A lone gunman has shot dead at least three people and wounded 12 others near a Christmas market in the French city of Strasbourg before fleeing the scene, Interior Minister Christophe Castaner has confirmed.
A manhunt was under way after the attacker opened fire at around 8pm local time (19:00 GMT) on Tuesday on one of the city’s busiest streets, sending crowds of evening shoppers fleeing for safety.
Interior Minister Christophe Castaner said the gunman, who exchanged shots with security forces twice as he escaped, had evaded a police dragnet and was on the run.
“The government has raised its security threat to the highest level and is bolstering border controls,” Castaner told a late-night news conference held in the city. “We will also reinforce security at all Christmas markets to prevent copycat attacks.”
The motive was not immediately clear. The counterterrorism prosecutor opened an investigation while 350 security agents and two helicopters were hunting for the gunman.
Police identified the suspect as a 29-year-old, who was known to the intelligence services as a potential security risk.
Police union officials told The Associated Press news agency that authorities went to the alleged attacker’s residence earlier on Tuesday to arrest him, but the 29-year-old was not home.
People in the city’s Neudorf area and Etoile park were told to stay where they were as officers hunted the shooter on the ground and from the air.
Later on Tuesday, police started to release thousands of people confined in buildings, in groups of about 100. A police helicopter is circling overhead, and entire neighbourhoods of the city – which lies on the border with Germany – remain cordoned off.
The European Parliament, which is sitting in Strasbourg this week, was put into lockdown.
Emmanuel Maurel, a member of European parliament, said he had heard the shots.
“From my hotel window I saw passersby dragging someone who was injured and onlookers panicking,” he wrote on Twitter. “Soldiers and police have cordoned off the area. We’re being told to stay in the hotel.”
A local shopkeeper told BFM TV that the shooting lasted for about 10 minutes. “There were gunshots and people running everywhere,” the shopkeeper added.
The Christmas market was being held amid tight security this year, with unauthorised vehicles excluded from surrounding streets during opening hours and checkpoints set up on bridges and access points to search pedestrians’ bags.

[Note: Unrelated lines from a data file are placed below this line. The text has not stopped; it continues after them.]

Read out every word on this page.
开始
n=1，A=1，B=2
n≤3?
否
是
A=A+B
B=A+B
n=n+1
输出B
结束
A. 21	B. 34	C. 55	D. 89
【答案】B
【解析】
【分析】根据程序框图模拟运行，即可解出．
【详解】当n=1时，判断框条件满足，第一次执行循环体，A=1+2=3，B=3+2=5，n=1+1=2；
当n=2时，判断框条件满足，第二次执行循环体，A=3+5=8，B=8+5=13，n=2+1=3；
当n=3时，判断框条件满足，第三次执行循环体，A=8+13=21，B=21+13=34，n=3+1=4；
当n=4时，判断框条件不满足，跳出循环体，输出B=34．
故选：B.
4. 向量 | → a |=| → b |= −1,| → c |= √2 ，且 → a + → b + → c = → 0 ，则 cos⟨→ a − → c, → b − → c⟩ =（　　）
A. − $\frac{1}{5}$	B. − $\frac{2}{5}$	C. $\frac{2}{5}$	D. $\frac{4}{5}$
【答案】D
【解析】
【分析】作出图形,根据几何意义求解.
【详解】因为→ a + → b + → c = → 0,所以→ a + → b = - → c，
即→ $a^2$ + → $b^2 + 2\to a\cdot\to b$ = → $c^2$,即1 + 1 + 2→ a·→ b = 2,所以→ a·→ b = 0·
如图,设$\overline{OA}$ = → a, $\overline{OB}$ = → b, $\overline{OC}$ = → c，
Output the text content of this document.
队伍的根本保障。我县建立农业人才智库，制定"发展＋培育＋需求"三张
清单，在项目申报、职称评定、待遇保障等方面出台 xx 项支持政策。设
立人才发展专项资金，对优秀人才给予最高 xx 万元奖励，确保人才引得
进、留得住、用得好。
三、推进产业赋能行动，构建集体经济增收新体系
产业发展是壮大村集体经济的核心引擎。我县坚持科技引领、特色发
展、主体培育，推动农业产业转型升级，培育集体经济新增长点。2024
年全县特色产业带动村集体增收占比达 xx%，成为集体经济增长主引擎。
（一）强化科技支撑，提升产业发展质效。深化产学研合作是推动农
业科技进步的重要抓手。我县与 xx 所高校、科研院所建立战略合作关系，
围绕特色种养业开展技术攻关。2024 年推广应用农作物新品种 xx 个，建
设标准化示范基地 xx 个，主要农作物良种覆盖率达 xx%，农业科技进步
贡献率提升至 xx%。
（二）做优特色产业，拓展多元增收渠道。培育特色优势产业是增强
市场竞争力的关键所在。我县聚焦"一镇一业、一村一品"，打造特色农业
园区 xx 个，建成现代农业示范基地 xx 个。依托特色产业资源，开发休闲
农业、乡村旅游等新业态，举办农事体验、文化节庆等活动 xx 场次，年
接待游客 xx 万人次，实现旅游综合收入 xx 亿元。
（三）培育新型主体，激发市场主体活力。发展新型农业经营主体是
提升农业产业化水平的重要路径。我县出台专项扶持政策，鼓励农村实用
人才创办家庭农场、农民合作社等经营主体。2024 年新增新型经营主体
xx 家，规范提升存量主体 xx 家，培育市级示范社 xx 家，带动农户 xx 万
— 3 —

A Reuters news agency reporter was among 30 to 40 people being held in the basement of a supermarket for their own safety in central Strasbourg, waiting for police to clear the area. Lights were switched off and bottles of water handed out.
Resident Yoann Bazard told AP by telephone that he heard “two or three shots” and screams before he went to a window and saw people running.
“After that I closed the shutters. Then I heard more shots, closer this time,” the 27-year-old said.
“There were two or three episodes like that … As it got close, it was really shocking. There were a lot of screams.”
Security forces stand guard after a shooting near a Christmas market in Strasbourg, France [Frederick Florin/AFP] |
President Emmanuel Macron was informed of the shooting and was being updated as events unfurled, an Elysee Palace official said.
“My thoughts are with the victims of the Strasbourg shooting, which I condemn with the utmost firmness,” tweeted Jean-Claude Juncker, head of the European Commission, the EU executive. “Strasbourg is an excellent symbol of peace and European Democracy. Values that we will always defend.”
France has been put on alert in recent years after attacks targeted large, crowded spaces.
In 2016, a truck ploughed into a Bastille Day crowd in Nice, killing more than 80 people, while in November 2015, coordinated attacks on the Bataclan concert hall and other sites in Paris claimed about 130 lives. The Islamic State of Iraq and the Levant (ISIL, also known as ISIS) claimed responsibility for the attacks.
There have also been attacks in Paris on a policeman on the Champs-Elysees avenue, the satirical weekly Charlie Hebdo and a kosher store.